The christening gift of the brand new jazz branch of the West Swiss label PBR Records SA is the third album of Werner Fischer’s Travelogue and the first with the superb singer Coco Rouzier (USA) on board.
Impressive how disciplined the musicians roll out their original compositions as well as the classics: Like a flock of fully trained racehorses, they gallop on, sheering out individually from time to time until their boisterous fervor is held back right on the beat by the strong hand of the bandleader, transferring their concentrated power to the stunned listener.
Following the kick-ass start, Randy Newman’s gloomy ballad “Baltimore” introduces a quieter stretch. Rouzier’s wonderful melancholic timbre and the relaxed attitude of the train attendants transform the grim view of the lyrics into an experience you can’t get enough of.
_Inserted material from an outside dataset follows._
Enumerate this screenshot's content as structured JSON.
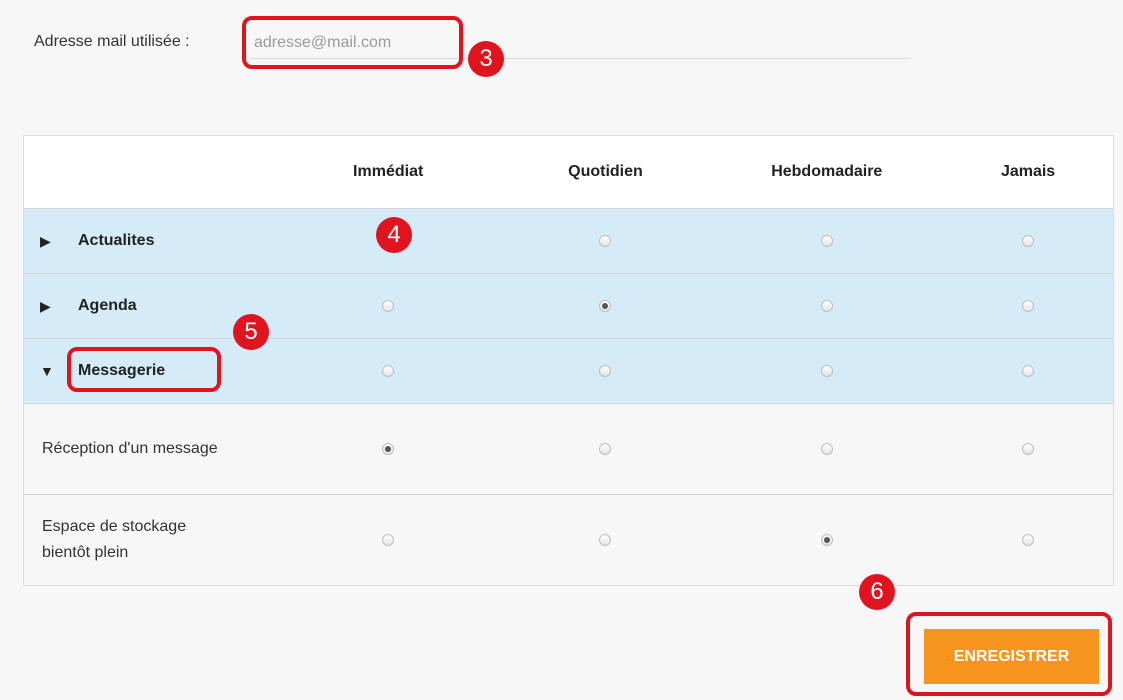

Our gut-feeling after the first two songs is expressed in a compliment to the band by stormproof entertainer Coco on “Wait On Love”: “The groove is just – wow – I mean it’s tight.” We agree.
A skillful instrumental revealing Fischer’s flirtation with Chinese culture is followed by the three-part “Transcendental Suite”: A deeply felt version of the 70ies classic “Everything Must Change”, followed by a brief free interlude which is dissolved by the soothing balm of “Step By Step” – a pleasant breathing exercise guided by Rouzier’s relaxed voice and accompanied by Fischer-Tian’s filigree Gibson. The suite ends with a respectful salute to the “thin white Duke” with the line “Say goodbye to ground control.”
Getting off the Transamerican Express, we hop into the waiting Space Shuttle as the pilot takes us for a ride to exoplanet Kepler 452-b, stirring our hopes for a better world. We are welcomed by the bitter sweet “Rescue Me”, a smooth bossa nova, spiced up by Jürg Wickihalder ravishingly blowing his heartache into the night.
Yet another retro flash hits us in space: After an intro resembling a slow-motion version of “Walking On The Moon“, the “Wrong Song” turns out to be a hypnotic reggae of the lasciviously intoxicated kind.
Planet earth comes within sight and we land in “A Summer’s Tale” – the continuing story of a wonderfully timeless summer, an acapella version of “Summertime” merging seamlessly into the wistful late summer-tune “Summer’s End”. Expect to hear a silver moon rise above the deserted beach club behind Roberto Domeniconi’s enchanted piano.
After the heartfelt confession of the singer, that “Jazz Is Nothin’ But Soul”, the grandiose album closes with a roguish Hammond organ on “Bringing it all back home”. The light-hearted conclusion of a wonderfully enriching journey leaving us with lasting impressions and the wish to grab your bags and start again.